READ Act Coordinators:
The Role of a Professional School Counselor
Through a comprehensive and developmental school counseling program, our campus school counselors work as a team with students, families, and American Academy staff to address the academic, career and personal/social development of all students.
What does a School Counselor do?
- Work with ALL students to encourage a safe school climate of trust and respect.
- Deliver classroom lessons that align to American School Counselor Association standards.
- Facilitate small groups.
- Meet individually with students to provide short-term support (not therapy).
- Help students who are struggling to make positive behavior choices at school.
- Collaborate with parents/guardians, teachers, support staff, and administration.
- Provide education and information about students’ social-emotional needs.
- Maintain confidentiality of students and their families unless there is a need to know or a safety concern.
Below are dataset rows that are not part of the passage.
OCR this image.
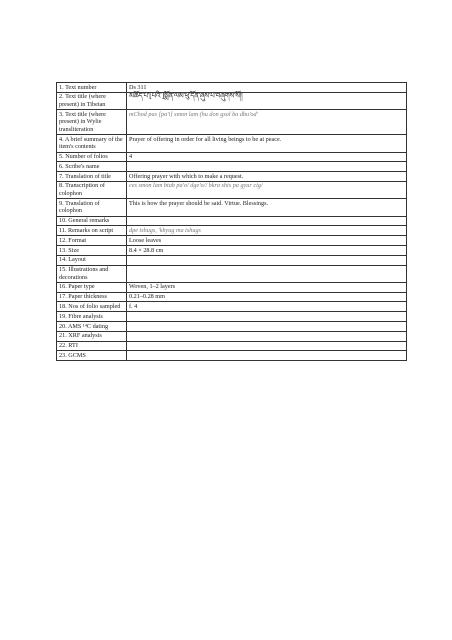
1. Text number	Ds 311
2. Text title (where present) in Tibetan	མཆོད་པ་[པའི་]སྨོན་ལམ་ཕུ་དོན་ཞུས་པ་བཞུགས་སོ།།
3. Text title (where present) in Wylie transliteration	mChod pas [pa'i] smon lam (hu don gsol ba dbu'od'
4. A brief summary of the item's contents	Prayer of offering in order for all living beings to be at peace.
5. Number of folios	4
6. Scribe's name	
7. Translation of title	Offering prayer with which to make a request.
8. Transcription of colophon	ces smon lam btab pa'o/ dge'o// bkra shis pa gyur cig/
9. Translation of colophon	This is how the prayer should be said. Virtue. Blessings.
10. General remarks	
11. Remarks on script	dpe tshugs, 'khyug ma tshugs
12. Format	Loose leaves
13. Size	8.4 × 28.8 cm
14. Layout	
15. Illustrations and decorations	
16. Paper type	Woven, 1–2 layers
17. Paper thickness	0.21–0.28 mm
18. Nos of folio sampled	f. 4
19. Fibre analysis	
20. AMS ¹⁴C dating	
21. XRF analysis	
22. RTI	
23. GCMS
If you are interested in having your child meet with the campus school counselor or participate in a small group, please visit the School Counseling
web pages for information.
Gifted & Talented
The mission of our Gifted and Talented Program is to promote intellectual, social and emotional growth in the gifted and twice exceptional student population through encouraging student-lead advocacy, providing active support and purposeful education programming and opportunities. There are added opportunities for students on Advanced Learning Plans (ALPs), such as the choice of participating in the Passion Pursuit Project. Universal screening for potentially gifted students is required for all third and sixth grade students using the CogAT assessment. It is a group administered assessment tool that provides data in order to determine general reasoning abilities in verbal, quantitative and nonverbal. The results are used as one source of data for gifted identification and can be utilized by teachers to inform instruction.